Mandy Welton, Liberty lower school art teacher, saw all of her students’ artwork displayed at Abilene’s The Grace Museum, just one floor away from the artwork she displayed when she was a college student at Abilene’s Hardin-Simmons University.
Liberty Christian students placing at the festival included Halle Duininck, first place; Tylor and Taylor Henderson, who both tied for second place; and Cassie Scrivner, third place.
Welton’s private art school student, now second-grader Molly Monschke, also won first.
Liberty Christian seniors bond at retreat
Liberty Christian seniors began the year with a memorable student retreat in Lueders, just outside Abilene.
“My boys could not stop talking about the trip and how impactful it was,” said Liberty parent Gary Hartzler. “My family has had continuous spiritual conversations since they returned.”
Seniors were led by Liberty’s youth pastors, Chris Searcy and Kate Davis.
Students departed for the trip after the football scrimmage on Aug. 23 and returned Aug. 25, right before school started.
The trip, which was free for the students, included paintball, swimming, and sports tournaments.
The class even filmed a music video.
Most importantly, the trip included group gatherings, when students spent time thinking about and planning a successful senior year, and worship times, when students listened to inspirational messages, prayed and worshipped together, and grew closer to the Lord.
NATIONAL MERIT SCHOLARSHIPCORPORATION
Merit scholarship semifinalists named
Nearly 50 area students are among the 16,000 semifinalists recently named for the 58th annual National Merit Scholarship program.

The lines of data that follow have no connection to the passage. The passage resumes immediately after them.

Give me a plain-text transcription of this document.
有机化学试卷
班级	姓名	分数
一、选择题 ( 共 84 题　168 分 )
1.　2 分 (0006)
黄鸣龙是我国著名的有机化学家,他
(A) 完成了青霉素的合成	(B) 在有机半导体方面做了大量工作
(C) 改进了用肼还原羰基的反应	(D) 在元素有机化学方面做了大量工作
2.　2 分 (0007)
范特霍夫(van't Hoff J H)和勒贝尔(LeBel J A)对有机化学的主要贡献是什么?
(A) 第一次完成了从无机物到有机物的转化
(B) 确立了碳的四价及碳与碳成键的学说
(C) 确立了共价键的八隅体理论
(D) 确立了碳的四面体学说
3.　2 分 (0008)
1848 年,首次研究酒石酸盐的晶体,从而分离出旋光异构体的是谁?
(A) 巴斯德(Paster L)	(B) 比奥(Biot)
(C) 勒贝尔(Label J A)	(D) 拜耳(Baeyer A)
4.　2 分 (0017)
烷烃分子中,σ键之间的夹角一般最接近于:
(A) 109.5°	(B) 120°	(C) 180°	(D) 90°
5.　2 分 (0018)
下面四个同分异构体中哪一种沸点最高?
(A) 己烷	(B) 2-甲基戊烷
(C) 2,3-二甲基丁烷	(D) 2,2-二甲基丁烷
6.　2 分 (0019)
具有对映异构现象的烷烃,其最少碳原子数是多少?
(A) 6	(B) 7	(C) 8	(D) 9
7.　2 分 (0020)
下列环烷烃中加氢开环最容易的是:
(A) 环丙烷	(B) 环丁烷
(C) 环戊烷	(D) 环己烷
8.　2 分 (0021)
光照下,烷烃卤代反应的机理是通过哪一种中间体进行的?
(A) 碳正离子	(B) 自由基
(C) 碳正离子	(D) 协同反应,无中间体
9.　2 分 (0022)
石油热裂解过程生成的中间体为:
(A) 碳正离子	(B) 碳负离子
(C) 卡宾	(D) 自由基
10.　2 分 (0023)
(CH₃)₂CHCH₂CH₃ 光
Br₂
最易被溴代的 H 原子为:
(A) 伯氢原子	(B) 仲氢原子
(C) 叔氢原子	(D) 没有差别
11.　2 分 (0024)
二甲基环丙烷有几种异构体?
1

The high school seniors have an opportunity to compete for some 8,300 scholarships totaling $32 million to be distributed next April and through July.
To advance and become a finalists, semifinalists must submit a detailed application with information about their academic record, school and community service, leadership abilities and awards.
Semifinalists must also submit a letter of recommendation, an essay and earn scores on the SAT that confirm their performance on a previous PSAT exam.
Area students named semifinalists include:
• Argyle High School: Davis W. Coghlan
• Liberty Christian School: Emily E. Edwards
• Ryan High School: Iris E. Hill and Sarah K. Miles
• Texas Academy of Mathematics and Science: Dylan R. Airey, Maria G. Bueno, Kevin Chang, Alex B. Chen, Ethan Chen, Howei L. Chen, Kevin Chen, Alexander K. Cheng, Tina M. Chu, Akshar Dash, Sawyer D. Foyle, Alvin Z. Gao, Ari Gao, Aisha Gillan, Lynn X. Guan, David Z. Hao, Jianing Jenny He, Samuel Holderman, Daniel Huang, Emily Y. Huang, Jeremy K. Huang, William Huang, Janice Jiang, Karen Kashyap, Nihal R. Koduri, Yifei J. Li, Alice Liu, Yashwanth Makkapati, Warren K. Mo, George Qi, Emily Tan, Amy L. Tian, Wendy Tong, Sally A. Tran, Larry A. Xiao, Helen Xiong, Chenyao Yu, Faith J. Yu, Christine L. Yuan, Hekai Yue, Feimei Zeng and Allen R. Zhao;
• Homeschool: Emily K. Crouse of Ponder.